Memento is about Leonard, a man who claims to be suffering from memory loss—he can only keep a memory for a few minutes, and then it is gone. He is on the hunt for his wife’s murderer, and to maintain memories he keeps records of events via Polaroid snapshots and tattoos of information all over his body. But as has been noted in a few newspaper and magazine reviews, Leonard is not really honest with himself, and he is not honest with us, although we are not completely aware of this dishonesty until the closing scene.
The end of the movie raises questions as to whether he really does suffer from memory loss at all, and what role he played in his wife’s death. He is the manipulator of others, it appears.
Memento is a good movie to discuss in relation to holistic spirituality because it is about who we are with others and who we are with ourselves. With holistic spirituality, we choose to integrate ourselves fully into the life of Christ, and to be directed by the Holy Spirit in every aspect of our life. We choose to enable Christ’s life to be lived in our relationships, in our jobs, in our families, in our thoughts and our actions. It is complete, a wholly giving of ourselves to the Father to use us as He wants, and to be a living sacrifice. Memento shows Leonard choosing a life given over completely to perpetrating a myth about himself, and using any and all means necessary to coerce others into accepting his interpretation. Leonard attempts to recreate the realities of his life and provide his reinterpretations for everyone he encounters. He uses these recreations to advance his aims, which include covering up his role in his wife’s murder and drawing others into advancing his plot.
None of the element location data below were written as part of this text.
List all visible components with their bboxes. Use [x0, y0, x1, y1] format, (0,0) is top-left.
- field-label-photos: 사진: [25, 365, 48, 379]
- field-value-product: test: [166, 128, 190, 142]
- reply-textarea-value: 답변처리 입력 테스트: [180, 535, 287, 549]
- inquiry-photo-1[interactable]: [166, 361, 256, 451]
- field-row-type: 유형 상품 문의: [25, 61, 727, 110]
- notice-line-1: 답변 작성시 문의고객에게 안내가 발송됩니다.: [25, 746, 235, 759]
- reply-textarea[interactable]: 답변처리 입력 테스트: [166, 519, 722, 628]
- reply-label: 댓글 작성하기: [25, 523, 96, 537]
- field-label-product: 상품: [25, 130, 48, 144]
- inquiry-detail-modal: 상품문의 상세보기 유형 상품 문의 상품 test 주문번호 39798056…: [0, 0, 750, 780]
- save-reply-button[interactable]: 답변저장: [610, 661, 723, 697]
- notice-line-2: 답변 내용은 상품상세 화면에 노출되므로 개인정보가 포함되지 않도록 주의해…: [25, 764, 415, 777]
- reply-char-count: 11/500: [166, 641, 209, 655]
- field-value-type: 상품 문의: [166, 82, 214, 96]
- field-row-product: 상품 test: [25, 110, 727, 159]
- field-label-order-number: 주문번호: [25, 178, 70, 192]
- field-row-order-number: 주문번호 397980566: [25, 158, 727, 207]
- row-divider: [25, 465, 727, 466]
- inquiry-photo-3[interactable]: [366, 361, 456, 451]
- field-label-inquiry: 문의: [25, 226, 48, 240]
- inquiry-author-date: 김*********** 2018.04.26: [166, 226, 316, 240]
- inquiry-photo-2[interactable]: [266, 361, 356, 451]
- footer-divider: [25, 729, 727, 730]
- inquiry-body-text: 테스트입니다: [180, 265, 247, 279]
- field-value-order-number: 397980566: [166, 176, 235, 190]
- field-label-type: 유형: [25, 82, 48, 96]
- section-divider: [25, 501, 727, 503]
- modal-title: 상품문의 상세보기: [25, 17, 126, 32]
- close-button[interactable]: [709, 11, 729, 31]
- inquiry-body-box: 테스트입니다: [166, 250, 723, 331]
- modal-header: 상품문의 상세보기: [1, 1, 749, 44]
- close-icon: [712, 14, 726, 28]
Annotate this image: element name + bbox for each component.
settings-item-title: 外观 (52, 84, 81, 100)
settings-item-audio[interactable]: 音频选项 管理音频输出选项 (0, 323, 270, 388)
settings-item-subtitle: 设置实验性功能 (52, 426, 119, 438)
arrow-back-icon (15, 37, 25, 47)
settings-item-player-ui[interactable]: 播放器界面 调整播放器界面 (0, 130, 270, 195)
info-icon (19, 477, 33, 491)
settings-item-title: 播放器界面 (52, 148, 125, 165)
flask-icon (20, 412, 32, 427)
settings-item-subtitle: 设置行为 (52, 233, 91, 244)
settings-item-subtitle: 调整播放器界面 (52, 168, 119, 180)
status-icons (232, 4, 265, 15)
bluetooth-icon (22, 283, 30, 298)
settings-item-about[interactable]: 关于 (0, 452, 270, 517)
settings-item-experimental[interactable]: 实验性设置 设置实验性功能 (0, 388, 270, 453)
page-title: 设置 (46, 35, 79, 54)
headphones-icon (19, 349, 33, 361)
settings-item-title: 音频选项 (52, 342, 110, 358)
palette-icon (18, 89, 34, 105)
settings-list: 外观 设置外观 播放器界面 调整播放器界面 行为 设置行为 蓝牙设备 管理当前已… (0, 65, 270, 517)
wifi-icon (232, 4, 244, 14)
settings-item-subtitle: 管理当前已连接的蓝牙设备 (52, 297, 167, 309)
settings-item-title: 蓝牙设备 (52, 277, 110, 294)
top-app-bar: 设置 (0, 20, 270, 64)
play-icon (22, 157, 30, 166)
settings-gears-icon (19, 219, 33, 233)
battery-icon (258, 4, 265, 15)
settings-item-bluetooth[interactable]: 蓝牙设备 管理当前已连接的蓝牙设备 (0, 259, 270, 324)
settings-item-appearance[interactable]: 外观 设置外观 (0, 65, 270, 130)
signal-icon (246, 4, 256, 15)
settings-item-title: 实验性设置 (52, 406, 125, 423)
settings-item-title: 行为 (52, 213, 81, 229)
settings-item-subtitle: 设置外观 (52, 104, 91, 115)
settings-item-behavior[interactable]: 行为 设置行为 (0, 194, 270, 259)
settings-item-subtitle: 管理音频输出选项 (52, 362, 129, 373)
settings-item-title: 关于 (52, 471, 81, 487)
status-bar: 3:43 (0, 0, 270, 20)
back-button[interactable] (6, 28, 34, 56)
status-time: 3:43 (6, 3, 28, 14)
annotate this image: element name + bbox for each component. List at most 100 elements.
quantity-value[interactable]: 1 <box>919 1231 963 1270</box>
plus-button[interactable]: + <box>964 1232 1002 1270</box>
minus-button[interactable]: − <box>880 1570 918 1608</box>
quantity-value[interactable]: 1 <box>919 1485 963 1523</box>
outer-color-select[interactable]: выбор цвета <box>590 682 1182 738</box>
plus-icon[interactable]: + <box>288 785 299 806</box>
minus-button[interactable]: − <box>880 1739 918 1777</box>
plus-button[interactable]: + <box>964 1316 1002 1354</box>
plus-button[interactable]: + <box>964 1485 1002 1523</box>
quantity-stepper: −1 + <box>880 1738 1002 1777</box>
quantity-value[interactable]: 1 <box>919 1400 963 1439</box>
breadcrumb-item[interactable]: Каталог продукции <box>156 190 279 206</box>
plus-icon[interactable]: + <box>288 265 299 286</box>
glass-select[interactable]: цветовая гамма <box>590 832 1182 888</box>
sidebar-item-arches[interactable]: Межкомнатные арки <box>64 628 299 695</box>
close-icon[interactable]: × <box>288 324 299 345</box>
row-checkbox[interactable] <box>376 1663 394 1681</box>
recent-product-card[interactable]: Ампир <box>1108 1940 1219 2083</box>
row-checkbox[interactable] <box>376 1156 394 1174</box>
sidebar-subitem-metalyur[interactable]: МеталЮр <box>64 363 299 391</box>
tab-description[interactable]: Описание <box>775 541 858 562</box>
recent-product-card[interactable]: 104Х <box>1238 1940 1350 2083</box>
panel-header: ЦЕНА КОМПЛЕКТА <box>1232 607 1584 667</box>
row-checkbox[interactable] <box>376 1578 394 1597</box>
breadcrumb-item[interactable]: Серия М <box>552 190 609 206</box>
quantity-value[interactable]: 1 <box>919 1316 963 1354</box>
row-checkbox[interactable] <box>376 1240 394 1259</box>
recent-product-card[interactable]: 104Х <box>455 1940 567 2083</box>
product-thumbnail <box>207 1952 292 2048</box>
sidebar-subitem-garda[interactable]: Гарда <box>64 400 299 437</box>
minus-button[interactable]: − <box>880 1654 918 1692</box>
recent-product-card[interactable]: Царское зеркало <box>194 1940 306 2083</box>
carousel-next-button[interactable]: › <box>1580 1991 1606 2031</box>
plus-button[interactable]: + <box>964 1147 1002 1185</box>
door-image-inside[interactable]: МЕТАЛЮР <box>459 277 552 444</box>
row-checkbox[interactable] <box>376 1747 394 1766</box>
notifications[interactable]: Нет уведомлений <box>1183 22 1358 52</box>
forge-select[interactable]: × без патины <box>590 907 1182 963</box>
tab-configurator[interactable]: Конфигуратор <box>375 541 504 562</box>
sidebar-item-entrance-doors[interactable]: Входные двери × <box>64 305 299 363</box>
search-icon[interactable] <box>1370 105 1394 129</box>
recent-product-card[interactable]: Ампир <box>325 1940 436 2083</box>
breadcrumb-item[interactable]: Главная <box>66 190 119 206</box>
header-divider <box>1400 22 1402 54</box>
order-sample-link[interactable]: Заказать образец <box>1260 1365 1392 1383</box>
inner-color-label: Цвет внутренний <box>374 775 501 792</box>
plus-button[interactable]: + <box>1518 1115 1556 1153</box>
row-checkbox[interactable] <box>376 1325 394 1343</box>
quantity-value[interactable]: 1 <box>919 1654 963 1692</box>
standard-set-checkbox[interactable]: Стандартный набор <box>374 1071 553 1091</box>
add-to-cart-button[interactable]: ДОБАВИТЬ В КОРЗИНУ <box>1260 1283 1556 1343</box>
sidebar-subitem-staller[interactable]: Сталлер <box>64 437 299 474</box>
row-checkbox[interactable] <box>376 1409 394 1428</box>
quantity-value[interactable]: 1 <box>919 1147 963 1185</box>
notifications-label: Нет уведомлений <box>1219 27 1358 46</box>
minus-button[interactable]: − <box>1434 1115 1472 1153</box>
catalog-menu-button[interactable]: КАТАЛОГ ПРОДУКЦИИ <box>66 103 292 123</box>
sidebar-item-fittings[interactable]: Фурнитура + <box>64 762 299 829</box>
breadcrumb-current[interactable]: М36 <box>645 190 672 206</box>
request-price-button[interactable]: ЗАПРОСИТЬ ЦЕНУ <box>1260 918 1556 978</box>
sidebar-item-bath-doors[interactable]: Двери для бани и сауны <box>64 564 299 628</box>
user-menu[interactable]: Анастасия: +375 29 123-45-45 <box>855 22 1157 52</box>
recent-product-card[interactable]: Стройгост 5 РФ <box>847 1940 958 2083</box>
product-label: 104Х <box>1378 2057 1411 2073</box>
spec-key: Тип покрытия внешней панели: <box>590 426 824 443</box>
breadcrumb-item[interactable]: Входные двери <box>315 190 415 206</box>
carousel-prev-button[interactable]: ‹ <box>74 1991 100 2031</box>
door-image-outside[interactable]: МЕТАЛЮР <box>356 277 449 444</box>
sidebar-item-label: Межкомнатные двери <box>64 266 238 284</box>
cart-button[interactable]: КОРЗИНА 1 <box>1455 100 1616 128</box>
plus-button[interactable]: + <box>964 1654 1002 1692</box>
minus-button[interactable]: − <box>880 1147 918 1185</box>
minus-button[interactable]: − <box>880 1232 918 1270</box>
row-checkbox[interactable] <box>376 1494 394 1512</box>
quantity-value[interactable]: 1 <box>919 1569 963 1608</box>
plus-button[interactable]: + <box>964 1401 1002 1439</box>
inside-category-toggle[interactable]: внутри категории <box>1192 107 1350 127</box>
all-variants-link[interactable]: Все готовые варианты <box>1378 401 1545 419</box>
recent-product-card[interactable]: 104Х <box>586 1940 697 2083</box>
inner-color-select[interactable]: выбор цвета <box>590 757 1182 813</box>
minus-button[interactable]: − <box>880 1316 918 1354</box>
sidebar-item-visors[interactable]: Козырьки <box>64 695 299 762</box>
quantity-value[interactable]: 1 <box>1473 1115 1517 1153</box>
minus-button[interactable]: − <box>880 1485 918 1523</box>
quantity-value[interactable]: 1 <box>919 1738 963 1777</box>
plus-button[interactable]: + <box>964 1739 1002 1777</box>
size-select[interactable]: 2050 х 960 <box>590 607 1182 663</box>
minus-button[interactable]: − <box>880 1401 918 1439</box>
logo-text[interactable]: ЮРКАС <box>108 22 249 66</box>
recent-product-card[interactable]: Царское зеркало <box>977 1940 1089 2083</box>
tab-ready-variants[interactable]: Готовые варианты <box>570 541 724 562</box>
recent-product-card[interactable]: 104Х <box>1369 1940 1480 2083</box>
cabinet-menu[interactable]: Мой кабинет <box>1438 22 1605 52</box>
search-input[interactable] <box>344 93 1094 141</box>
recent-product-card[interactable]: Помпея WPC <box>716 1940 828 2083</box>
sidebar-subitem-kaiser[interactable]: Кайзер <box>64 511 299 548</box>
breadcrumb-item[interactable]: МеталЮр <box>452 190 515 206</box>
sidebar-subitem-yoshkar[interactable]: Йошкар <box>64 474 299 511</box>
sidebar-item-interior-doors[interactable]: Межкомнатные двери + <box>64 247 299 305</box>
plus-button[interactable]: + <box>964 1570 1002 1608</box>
The way the movie is presented also serves as an able metaphor for how we can become disjointed and separated from the truth of God with little difficulty. Memento’s story doesn’t progress in a straight line, but jumps from the end to the beginning, occasionally moving sideways. Its story doesn’t unfold but folds us in on itself, pulling us into the deception of Leonard as surely as he pulls in the other characters in the movie. Leonard is not only similar to many people we meet, he is a symbol for the world at large; a duplicitous, evil place that seeks to distort the truth and uses every device to subvert the reality as perceived by each of us into understandings that prevent truth from being comprehended as anything but a lie. Without God directing us in each and every part of our daily life, without his Spirit breathing the truth through our words and heart, we will inevitably fall victim to the Leonards of the world, if we don’t become a Leonard ourselves.